Winsorize {DescTools} | R Documentation |
Winsorize (Replace Extreme Values by Less Extreme Ones)
Description
Winsorizing a vector means that a predefined quantum of the smallest and/or the largest values are replaced by less extreme values. Thereby the substitute values are the most extreme retained values.
Usage
Winsorize(x, val = quantile(x, probs = c(0.05, 0.95), na.rm = FALSE))
Arguments
x |
a numeric vector to be winsorized. |
val |
the low border, all values being lower than this will be replaced by this value.
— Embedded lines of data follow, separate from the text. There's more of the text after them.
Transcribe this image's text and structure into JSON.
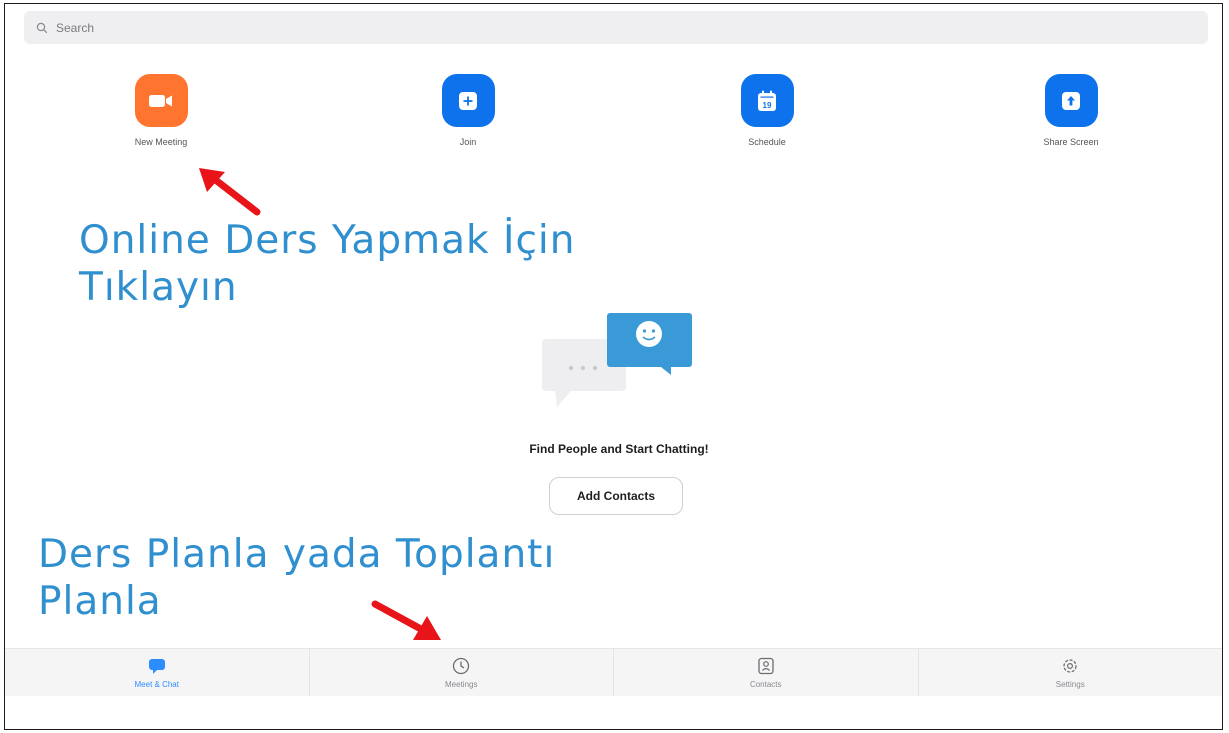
{
  "search": {
    "placeholder": "Search"
  },
  "actions": [
    {
      "label": "New Meeting",
      "icon": "video-camera-icon",
      "color": "#ff742e"
    },
    {
      "label": "Join",
      "icon": "plus-icon",
      "color": "#0e72ed"
    },
    {
      "label": "Schedule",
      "icon": "calendar-icon",
      "color": "#0e72ed",
      "calendar_day": "19"
    },
    {
      "label": "Share Screen",
      "icon": "upload-arrow-icon",
      "color": "#0e72ed"
    }
  ],
  "annotations": {
    "top_line1": "Online Ders Yapmak İçin",
    "top_line2": "Tıklayın",
    "bottom_line1": "Ders Planla yada Toplantı",
    "bottom_line2": "Planla",
    "color": "#2f8fcf",
    "arrow_color": "#e8141a"
  },
  "empty_state": {
    "title": "Find People and Start Chatting!",
    "button": "Add Contacts",
    "illustration": "chat-bubbles-illustration"
  },
  "tabs": [
    {
      "label": "Meet & Chat",
      "icon": "chat-bubble-icon",
      "active": true
    },
    {
      "label": "Meetings",
      "icon": "clock-icon",
      "active": false
    },
    {
      "label": "Contacts",
      "icon": "contact-card-icon",
      "active": false
    },
    {
      "label": "Settings",
      "icon": "gear-icon",
      "active": false
    }
  ],
  "colors": {
    "accent": "#2d8cff",
    "orange": "#ff742e",
    "blue": "#0e72ed"
  }
}
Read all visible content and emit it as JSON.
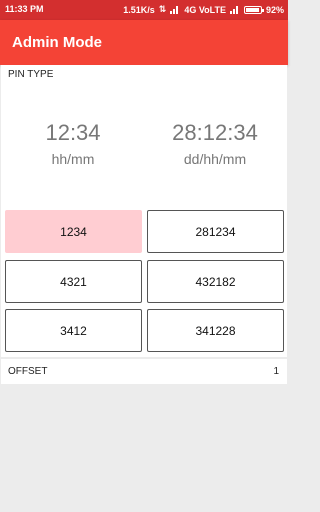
{
  "status_bar": {
    "time": "11:33 PM",
    "network_speed": "1.51K/s",
    "network_type": "4G VoLTE",
    "battery": "92%",
    "battery_level": 0.92
  },
  "app_bar": {
    "title": "Admin Mode",
    "color": "#f44336"
  },
  "pin_type": {
    "label": "PIN TYPE",
    "short_time": "12:34",
    "short_format": "hh/mm",
    "long_time": "28:12:34",
    "long_format": "dd/hh/mm"
  },
  "pins": [
    {
      "value": "1234",
      "selected": true
    },
    {
      "value": "281234",
      "selected": false
    },
    {
      "value": "4321",
      "selected": false
    },
    {
      "value": "432182",
      "selected": false
    },
    {
      "value": "3412",
      "selected": false
    },
    {
      "value": "341228",
      "selected": false
    }
  ],
  "offset": {
    "label": "OFFSET",
    "value": "1"
  }
}
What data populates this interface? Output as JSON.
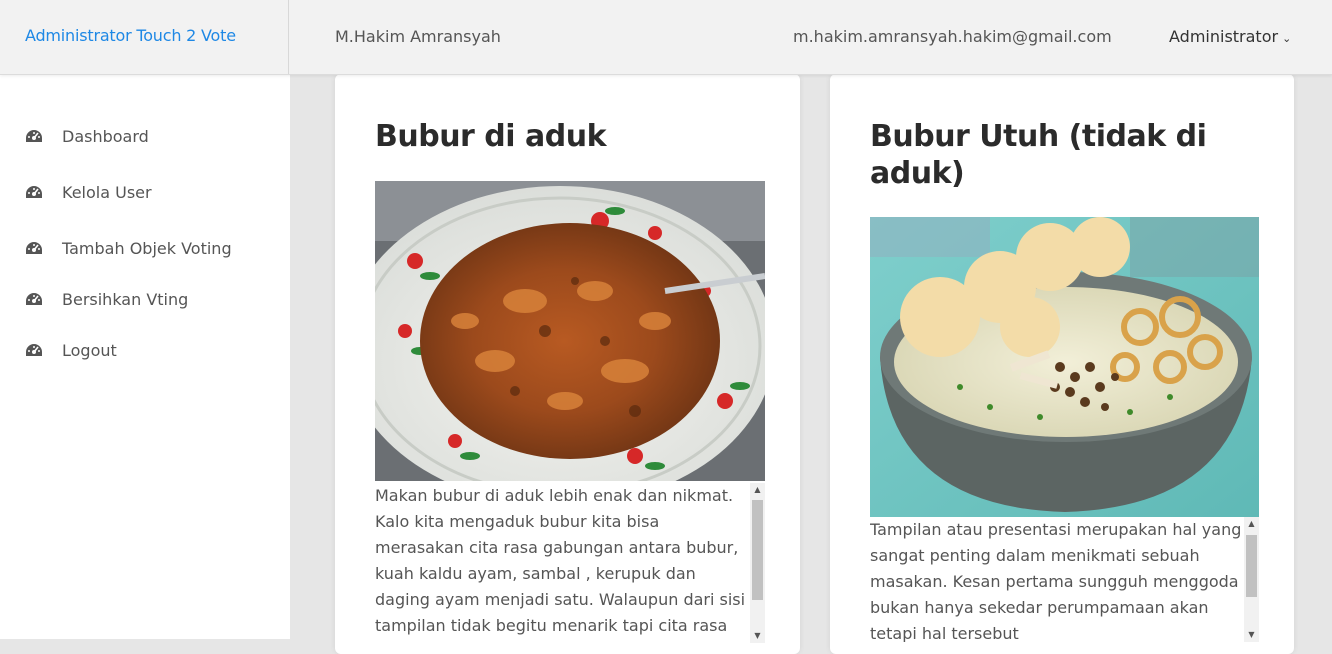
{
  "header": {
    "brand": "Administrator Touch 2 Vote",
    "user_name": "M.Hakim Amransyah",
    "email": "m.hakim.amransyah.hakim@gmail.com",
    "role_menu": "Administrator",
    "role_caret": "⌄"
  },
  "sidebar": {
    "items": [
      {
        "label": "Dashboard",
        "icon": "dashboard-gauge-icon"
      },
      {
        "label": "Kelola User",
        "icon": "dashboard-gauge-icon"
      },
      {
        "label": "Tambah Objek Voting",
        "icon": "dashboard-gauge-icon"
      },
      {
        "label": "Bersihkan Vting",
        "icon": "dashboard-gauge-icon"
      },
      {
        "label": "Logout",
        "icon": "dashboard-gauge-icon"
      }
    ]
  },
  "cards": [
    {
      "title": "Bubur di aduk",
      "image": "mixed-porridge-photo",
      "description": "Makan bubur di aduk lebih enak dan nikmat. Kalo kita mengaduk bubur kita bisa merasakan cita rasa gabungan antara bubur, kuah kaldu ayam, sambal , kerupuk dan daging ayam menjadi satu. Walaupun dari sisi tampilan tidak begitu menarik tapi cita rasa"
    },
    {
      "title": "Bubur Utuh (tidak di aduk)",
      "image": "unmixed-porridge-photo",
      "description": "Tampilan atau presentasi merupakan hal yang sangat penting dalam menikmati sebuah masakan. Kesan pertama sungguh menggoda bukan hanya sekedar perumpamaan akan tetapi hal tersebut"
    }
  ],
  "scroll_arrows": {
    "up": "▲",
    "down": "▼"
  },
  "colors": {
    "brand": "#1e88e5",
    "background": "#e6e6e6",
    "topbar": "#f2f2f2",
    "card": "#ffffff"
  }
}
The default is set to the 5%-quantile of x. |
Details
The winsorized vector is obtained by
g(x) =
\left\{\begin{array}{ll}
-c &\textup{for } x \le c\\
x &\textup{for } |x| < c\\
c &\textup{for } x \ge c
\end{array}\right.
You may also want to consider standardizing (possibly robustly) the data before you perform a winsorization.
Value
A vector of the same length as the original data x
containing
the winsorized data.
Author(s)
Andri Signorell andri@signorell.net
See Also
winsorize
from the package robustHD
contains
an option to winsorize multivariate data
Examples
library(DescTools)
## generate data
set.seed(9128)
x <- round(runif(100) * 100, 1)
(d.frm <- DescTools::Sort(data.frame(
x,
default = Winsorize(x),
quantile = Winsorize(x, quantile(x, probs=c(0.1, 0.8), na.rm = FALSE)),
fixed_val = Winsorize(x, val=c(15, 85)),
fixed_n = Winsorize(x, val=c(Small(x, k=3)[3], Large(x, k=3)[1])),
closest = Winsorize(x, val=unlist(Closest(x, c(30, 70))))
)))[c(1:10, 90:100), ]
# use Large and Small, if a fix number of values should be winsorized (here k=3)
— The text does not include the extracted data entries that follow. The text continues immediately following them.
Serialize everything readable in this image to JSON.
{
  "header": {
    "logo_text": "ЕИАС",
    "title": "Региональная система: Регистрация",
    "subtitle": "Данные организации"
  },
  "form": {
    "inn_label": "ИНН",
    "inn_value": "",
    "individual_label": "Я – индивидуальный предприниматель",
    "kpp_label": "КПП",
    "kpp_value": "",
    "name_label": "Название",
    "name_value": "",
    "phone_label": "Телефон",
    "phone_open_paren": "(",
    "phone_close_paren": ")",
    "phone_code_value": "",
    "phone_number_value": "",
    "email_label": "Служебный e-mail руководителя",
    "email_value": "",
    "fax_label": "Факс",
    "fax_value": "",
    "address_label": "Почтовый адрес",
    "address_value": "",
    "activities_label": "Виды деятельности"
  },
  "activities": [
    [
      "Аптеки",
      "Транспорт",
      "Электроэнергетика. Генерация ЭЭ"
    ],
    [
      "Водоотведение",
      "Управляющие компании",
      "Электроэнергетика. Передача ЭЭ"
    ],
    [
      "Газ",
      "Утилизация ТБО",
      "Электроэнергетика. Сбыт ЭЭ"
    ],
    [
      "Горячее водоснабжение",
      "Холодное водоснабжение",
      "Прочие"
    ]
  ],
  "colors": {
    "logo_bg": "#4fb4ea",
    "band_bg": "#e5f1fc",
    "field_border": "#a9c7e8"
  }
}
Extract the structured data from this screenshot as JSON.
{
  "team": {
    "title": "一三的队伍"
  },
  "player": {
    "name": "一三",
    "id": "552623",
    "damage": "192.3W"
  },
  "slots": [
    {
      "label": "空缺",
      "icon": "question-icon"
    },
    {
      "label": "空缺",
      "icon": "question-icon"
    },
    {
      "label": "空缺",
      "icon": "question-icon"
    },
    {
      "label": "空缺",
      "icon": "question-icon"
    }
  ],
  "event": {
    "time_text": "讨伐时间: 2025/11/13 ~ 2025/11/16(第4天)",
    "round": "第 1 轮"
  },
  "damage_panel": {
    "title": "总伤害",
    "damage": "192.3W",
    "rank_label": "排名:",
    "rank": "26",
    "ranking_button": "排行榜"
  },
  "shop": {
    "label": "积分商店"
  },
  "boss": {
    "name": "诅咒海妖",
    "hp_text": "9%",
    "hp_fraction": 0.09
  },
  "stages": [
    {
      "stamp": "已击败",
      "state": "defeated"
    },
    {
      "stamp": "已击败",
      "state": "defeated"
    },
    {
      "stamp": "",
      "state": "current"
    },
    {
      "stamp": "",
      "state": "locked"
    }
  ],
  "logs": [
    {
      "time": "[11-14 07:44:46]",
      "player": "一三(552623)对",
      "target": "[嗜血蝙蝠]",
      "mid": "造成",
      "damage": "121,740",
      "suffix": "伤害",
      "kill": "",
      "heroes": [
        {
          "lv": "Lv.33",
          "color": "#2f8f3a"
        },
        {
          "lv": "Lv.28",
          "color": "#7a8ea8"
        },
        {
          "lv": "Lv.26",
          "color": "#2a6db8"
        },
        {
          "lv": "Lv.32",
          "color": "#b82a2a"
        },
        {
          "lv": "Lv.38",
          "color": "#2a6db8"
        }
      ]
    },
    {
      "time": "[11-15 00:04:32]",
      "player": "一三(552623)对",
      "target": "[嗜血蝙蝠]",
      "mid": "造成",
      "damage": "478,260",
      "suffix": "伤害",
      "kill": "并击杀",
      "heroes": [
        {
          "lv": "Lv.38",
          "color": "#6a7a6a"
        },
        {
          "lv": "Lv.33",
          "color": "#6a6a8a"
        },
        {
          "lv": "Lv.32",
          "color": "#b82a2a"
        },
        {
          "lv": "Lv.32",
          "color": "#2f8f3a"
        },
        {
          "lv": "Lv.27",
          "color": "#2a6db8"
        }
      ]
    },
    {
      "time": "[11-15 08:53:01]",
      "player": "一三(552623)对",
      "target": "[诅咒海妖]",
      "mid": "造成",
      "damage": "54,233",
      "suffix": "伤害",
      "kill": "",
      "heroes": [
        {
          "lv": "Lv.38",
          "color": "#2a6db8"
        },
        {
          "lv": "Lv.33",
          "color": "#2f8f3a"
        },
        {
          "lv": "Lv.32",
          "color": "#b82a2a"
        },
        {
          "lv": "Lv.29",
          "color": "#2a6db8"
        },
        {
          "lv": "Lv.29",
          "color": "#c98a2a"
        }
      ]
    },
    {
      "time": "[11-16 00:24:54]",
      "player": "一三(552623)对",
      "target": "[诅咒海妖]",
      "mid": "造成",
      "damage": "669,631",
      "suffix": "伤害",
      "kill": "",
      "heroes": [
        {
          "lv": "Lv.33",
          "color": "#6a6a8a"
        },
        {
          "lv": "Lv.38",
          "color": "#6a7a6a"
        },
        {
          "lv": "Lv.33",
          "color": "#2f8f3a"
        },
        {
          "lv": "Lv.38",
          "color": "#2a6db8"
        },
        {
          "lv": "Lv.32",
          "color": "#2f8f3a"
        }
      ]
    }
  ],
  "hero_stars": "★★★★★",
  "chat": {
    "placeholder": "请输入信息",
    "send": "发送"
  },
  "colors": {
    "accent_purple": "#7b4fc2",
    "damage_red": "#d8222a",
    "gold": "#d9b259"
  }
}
PlotLinesA(SetNames(d.frm, rownames=NULL), lwd=2, col=Pal("Tibco"),
main="Winsorized Vector")
z <- 0:10
# twosided (default):
Winsorize(z, val=c(2,8))
# onesided:
# ... replace all values > 8 with 8
Winsorize(z, val=c(min(z), 8))
# ... replace all values < 4 with 4
Winsorize(z, val=c(4, max(z)))